We illustrate the notion of array computation with a simple example consisting of finding, among a large list of locations, the closest one from a position of interest.

Pure Python version

The pure Python version loops through all positions, computes the distance from the position of interest, and returns the index of the closest location.


In [1]:
def closest(position, positions):
    x0, y0 = position
    dbest, ibest = None, None
    for i, (x, y) in enumerate(positions):
        d = (x - x0) ** 2 + (y - y0) ** 2
        if dbest is None or d < dbest:
            dbest, ibest = d, i
    return ibest
import random

We generate a list of random positions.


In [2]:
positions = [(random.random(), random.random()) for _ in xrange(10000000)]

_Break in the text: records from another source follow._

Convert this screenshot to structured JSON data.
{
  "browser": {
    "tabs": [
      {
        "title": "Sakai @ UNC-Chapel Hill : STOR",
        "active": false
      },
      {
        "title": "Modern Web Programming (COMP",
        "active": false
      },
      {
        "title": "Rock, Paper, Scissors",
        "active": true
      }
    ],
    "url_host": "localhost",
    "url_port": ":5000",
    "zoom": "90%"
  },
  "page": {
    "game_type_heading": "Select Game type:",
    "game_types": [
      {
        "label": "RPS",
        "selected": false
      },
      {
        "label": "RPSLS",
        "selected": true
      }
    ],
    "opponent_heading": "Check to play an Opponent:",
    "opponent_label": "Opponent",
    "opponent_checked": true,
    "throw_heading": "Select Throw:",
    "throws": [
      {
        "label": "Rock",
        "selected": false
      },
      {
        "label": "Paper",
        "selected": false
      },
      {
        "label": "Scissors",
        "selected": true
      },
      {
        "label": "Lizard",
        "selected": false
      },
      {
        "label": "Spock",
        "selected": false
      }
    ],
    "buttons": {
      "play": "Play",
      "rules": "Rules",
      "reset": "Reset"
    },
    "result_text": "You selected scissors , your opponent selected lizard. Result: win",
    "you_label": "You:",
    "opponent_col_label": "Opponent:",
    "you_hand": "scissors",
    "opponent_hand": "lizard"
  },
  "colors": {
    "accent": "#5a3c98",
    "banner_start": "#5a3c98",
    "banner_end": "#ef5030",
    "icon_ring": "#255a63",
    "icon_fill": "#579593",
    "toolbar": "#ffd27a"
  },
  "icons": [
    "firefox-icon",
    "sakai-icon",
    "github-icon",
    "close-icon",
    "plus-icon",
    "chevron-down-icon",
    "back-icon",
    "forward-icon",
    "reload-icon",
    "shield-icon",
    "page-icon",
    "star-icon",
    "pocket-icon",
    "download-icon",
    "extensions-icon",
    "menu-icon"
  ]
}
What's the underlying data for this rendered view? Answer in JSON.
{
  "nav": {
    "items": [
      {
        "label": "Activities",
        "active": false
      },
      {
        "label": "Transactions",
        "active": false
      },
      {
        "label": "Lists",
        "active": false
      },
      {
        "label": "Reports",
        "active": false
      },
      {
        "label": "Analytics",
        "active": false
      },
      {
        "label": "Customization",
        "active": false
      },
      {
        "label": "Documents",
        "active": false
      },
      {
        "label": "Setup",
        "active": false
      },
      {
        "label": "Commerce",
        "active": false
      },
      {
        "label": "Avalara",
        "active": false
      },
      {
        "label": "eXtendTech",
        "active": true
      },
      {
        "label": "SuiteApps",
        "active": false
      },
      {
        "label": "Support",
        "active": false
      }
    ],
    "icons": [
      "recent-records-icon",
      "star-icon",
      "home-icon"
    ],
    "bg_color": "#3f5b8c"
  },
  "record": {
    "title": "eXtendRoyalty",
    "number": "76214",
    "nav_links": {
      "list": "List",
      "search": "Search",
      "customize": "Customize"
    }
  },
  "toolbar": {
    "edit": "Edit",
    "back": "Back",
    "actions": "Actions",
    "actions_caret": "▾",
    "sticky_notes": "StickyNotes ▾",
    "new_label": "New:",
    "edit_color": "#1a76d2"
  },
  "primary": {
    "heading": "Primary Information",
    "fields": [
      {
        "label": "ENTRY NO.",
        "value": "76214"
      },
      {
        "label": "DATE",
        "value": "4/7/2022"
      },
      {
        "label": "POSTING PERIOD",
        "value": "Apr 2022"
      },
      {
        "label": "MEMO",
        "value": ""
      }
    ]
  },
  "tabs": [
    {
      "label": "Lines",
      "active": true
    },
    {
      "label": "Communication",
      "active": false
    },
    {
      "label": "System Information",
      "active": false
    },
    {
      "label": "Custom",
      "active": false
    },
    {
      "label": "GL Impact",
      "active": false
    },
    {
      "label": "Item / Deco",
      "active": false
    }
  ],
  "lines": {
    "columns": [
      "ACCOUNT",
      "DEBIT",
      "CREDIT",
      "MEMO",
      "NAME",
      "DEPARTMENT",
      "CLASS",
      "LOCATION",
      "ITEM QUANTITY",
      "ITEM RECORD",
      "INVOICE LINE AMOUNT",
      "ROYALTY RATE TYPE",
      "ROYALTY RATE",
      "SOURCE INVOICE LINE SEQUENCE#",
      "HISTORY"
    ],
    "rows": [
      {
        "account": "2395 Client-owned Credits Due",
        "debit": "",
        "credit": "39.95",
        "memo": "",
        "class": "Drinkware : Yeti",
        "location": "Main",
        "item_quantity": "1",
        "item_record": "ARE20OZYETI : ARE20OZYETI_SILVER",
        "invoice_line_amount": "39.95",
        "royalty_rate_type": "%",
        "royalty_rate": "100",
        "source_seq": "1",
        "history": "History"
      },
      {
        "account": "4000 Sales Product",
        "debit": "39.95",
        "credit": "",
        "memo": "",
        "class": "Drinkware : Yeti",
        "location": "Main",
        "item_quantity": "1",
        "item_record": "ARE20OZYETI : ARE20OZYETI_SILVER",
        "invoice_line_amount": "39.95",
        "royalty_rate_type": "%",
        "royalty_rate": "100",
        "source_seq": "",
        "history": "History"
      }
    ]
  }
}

Now we evaluate the time required to compute the closest position from (0.5, 0.5).


In [3]:
%timeit closest((.5, .5), positions)


1 loops, best of 3: 12.8 s per loop

Vectorized version

This version uses NumPy to compute all distances in a vectorized way, without using Python loops. This version is far more efficient than the pure Python version.

First, we need to activate the pylab mode so that NumPy is loaded and the NumPy objects are available in the current namespace.


In [4]:
%pylab


Welcome to pylab, a matplotlib-based Python environment [backend: module://IPython.zmq.pylab.backend_inline].
For more information, type 'help(pylab)'.

Generating random positions with NumPy's rand function is much faster than using a list.


In [5]:
positions = rand(10000000, 2)

positions is a NumPy ndarray object.


In [6]:
type(positions)


Out[6]:
numpy.ndarray

It has two dimensions and a shape of (10000000, 2).


In [7]:
positions.ndim, positions.shape


Out[7]:
(2, (10000000, 2))

We can easily get the columns of this matrix, which contain here the x and y coordinates of all positions.


In [8]:
x, y = positions[:,0], positions[:,1]

Now we compute the distances in a vectorized fashion, which is much more efficient than with a Python loop.


In [9]:
distances = (x - .5) ** 2 + (y - .5) ** 2

In [10]:
%timeit exec In[9]


1 loops, best of 3: 341 ms per loop

In [11]:
%timeit ibest = distances.argmin()


10 loops, best of 3: 24.2 ms per loop

Using NumPy is about 35 times faster than using pure Python code here.